BBC finds UK banking data on recycled PCs
The exposure of sensitive data on old PCs sent to Nigeria offers a cautionary lesson
A BBC investigation has discovered details of online bank accounts on recycled PCs sent from the UK to Africa – highlighting the need for firms to ensure hard drives are wiped before they dispose of old IT equipment.
The investigation, which was screened on the BBC's Real Story programme on Monday (14 August), found bank account details belonging to thousands of Britons were being sold in West Africa for less than £20 each after the data was recovered from hard drives found in PC's sent to the region from the UK. Reporters found that many of the PCs for sale in the Nigerian capital Lagos came from UK council recycling points and while it is thought that the bulk of the data compromised was from personal PCs it is possible corporate PCs were also affected.
Jon Godfrey, chairman of IT asset disposal specialist Life Cycle Services, said the discovery was a reminder to firms that they should work with certified IT disposal firms and should audit their partners to ensure they follow best practices for wiping corporate data from end-of-life machines.

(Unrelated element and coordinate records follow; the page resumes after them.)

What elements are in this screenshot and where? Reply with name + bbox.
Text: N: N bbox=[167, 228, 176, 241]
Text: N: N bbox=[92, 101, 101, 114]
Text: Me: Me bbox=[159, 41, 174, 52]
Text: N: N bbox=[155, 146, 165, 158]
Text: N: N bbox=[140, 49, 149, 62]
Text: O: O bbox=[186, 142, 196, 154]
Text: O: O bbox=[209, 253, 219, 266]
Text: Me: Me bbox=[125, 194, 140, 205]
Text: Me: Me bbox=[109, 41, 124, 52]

"Some less scrupulous waste disposal companies aren't going to the time and expense of wiping data so IT directors need to use a reputable organisation that can prove, audit and certify that data is wiped," Godfrey said. "Preferably you want to go with a company that will offer a guarantee that all will be destroyed, as when you are disposing potentially sensitive data one mistake is too many – we offer a £2m guarantee that we destroy all the data."
Godfrey added that IT directors should follow the latest UK government approved Infosec standard for data erasure rather than the older and less robust US Department of Defense standards.

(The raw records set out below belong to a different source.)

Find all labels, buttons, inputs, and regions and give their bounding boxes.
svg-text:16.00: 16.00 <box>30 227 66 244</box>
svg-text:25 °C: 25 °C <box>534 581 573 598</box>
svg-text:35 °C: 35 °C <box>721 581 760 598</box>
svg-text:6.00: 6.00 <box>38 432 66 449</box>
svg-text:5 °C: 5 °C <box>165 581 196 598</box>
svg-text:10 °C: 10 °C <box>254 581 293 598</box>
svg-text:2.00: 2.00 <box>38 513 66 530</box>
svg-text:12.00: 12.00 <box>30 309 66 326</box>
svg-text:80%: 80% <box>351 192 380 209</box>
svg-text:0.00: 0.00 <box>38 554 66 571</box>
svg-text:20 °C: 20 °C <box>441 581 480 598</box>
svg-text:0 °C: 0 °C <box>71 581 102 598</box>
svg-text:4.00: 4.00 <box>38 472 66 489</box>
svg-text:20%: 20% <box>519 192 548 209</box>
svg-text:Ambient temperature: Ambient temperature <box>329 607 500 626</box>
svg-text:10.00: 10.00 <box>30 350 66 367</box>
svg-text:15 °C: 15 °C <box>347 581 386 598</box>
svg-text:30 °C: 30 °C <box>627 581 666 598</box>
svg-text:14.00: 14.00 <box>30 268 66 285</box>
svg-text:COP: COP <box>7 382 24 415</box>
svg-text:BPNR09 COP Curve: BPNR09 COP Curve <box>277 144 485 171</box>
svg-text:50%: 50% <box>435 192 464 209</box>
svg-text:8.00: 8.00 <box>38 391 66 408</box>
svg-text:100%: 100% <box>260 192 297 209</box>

The news again throws the spotlight on the practice of shipping used IT assets to the developing world, which has also faced criticism from green lobbyists for shifting the environmental problems posed by hazardous IT components onto countries without the infrastructure to dispose of them safely.

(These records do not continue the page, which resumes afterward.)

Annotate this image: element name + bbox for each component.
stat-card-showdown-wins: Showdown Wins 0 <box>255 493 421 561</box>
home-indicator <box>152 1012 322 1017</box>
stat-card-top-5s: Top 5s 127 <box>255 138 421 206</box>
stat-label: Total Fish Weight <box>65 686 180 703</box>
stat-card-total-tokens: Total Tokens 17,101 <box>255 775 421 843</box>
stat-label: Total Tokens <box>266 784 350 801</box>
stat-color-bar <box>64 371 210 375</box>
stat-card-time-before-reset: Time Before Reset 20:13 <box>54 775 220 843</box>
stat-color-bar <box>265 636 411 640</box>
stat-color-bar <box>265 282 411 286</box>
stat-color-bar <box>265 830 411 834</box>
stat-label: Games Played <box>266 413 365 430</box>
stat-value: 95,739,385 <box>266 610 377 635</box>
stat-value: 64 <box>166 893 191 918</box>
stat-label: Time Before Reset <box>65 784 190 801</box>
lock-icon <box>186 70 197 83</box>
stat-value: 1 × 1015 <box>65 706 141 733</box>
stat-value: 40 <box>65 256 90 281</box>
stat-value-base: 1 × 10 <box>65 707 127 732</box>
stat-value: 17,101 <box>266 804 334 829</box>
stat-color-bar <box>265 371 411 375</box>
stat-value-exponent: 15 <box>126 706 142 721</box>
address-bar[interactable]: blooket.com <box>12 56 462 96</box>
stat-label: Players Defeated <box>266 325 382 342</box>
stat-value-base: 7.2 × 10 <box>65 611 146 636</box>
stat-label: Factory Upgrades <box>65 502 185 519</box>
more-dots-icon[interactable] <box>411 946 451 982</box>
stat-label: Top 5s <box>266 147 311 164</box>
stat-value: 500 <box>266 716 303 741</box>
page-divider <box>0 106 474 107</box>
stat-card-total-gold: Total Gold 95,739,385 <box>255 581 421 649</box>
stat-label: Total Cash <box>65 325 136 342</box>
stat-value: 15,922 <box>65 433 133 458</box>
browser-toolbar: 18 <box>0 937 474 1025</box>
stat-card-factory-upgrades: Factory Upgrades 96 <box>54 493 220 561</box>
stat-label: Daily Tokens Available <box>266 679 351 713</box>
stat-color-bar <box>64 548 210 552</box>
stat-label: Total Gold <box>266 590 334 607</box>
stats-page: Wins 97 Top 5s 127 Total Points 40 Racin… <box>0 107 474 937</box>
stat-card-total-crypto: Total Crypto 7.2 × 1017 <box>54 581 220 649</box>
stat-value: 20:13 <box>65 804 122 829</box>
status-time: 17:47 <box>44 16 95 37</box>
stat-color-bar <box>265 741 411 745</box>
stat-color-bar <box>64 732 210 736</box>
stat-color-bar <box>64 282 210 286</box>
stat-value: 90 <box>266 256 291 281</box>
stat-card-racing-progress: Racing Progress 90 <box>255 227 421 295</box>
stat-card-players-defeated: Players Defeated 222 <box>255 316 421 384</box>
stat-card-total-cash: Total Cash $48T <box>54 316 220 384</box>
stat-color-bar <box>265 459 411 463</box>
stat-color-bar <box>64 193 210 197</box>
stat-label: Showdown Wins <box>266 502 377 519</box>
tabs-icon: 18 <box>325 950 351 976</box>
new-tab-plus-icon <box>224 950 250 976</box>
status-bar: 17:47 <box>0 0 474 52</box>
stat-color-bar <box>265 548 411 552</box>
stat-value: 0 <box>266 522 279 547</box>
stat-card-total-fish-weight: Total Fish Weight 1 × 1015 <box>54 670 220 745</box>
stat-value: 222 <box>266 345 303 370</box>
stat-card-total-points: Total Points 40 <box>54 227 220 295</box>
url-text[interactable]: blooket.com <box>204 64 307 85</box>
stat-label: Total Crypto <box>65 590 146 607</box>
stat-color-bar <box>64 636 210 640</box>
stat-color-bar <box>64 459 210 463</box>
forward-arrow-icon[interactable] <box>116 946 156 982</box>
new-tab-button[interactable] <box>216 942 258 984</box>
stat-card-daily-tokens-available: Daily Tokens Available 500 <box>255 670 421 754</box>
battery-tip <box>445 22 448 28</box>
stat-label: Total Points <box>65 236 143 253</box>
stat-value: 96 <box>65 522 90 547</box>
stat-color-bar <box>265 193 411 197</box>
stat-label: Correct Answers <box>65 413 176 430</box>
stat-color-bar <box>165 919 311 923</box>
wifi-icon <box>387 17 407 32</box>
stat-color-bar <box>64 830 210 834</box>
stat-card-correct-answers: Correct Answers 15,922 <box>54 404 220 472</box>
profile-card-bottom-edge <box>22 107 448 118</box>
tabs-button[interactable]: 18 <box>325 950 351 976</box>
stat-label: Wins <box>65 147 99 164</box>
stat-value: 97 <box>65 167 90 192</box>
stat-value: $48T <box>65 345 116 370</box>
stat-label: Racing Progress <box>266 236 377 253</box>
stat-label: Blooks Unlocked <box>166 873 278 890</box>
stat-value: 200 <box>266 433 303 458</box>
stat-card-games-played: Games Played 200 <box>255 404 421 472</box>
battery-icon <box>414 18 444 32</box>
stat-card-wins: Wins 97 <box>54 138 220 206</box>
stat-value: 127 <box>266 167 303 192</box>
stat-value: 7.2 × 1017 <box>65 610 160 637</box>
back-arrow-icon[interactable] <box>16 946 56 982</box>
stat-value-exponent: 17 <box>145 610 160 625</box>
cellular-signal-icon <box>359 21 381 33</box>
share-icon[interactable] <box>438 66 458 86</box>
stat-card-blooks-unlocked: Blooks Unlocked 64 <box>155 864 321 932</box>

However, David Sogan chief executive of IT charity Digital Links International, insisted the latest revelations should not put firms off donating PCs to be used in developing countries. "There is a great second use for computers in the developing world," he said. "But if you are going to do it you need to go through a responsible channel and use accredited partners for collection and data sanitisation."
The news follows the release last week of new research from Glamorgan University that found failure to correctly wipe data from hard drives is a widespread problem in developed economies. The research, which was backed by Life Cycle Services and BT, looked at 317 second hand hard drives from the UK, North America, Germany and Australia and found that while 41 percent were unreadable, 20 percent contained information that could identify individuals and five percent held commercial data.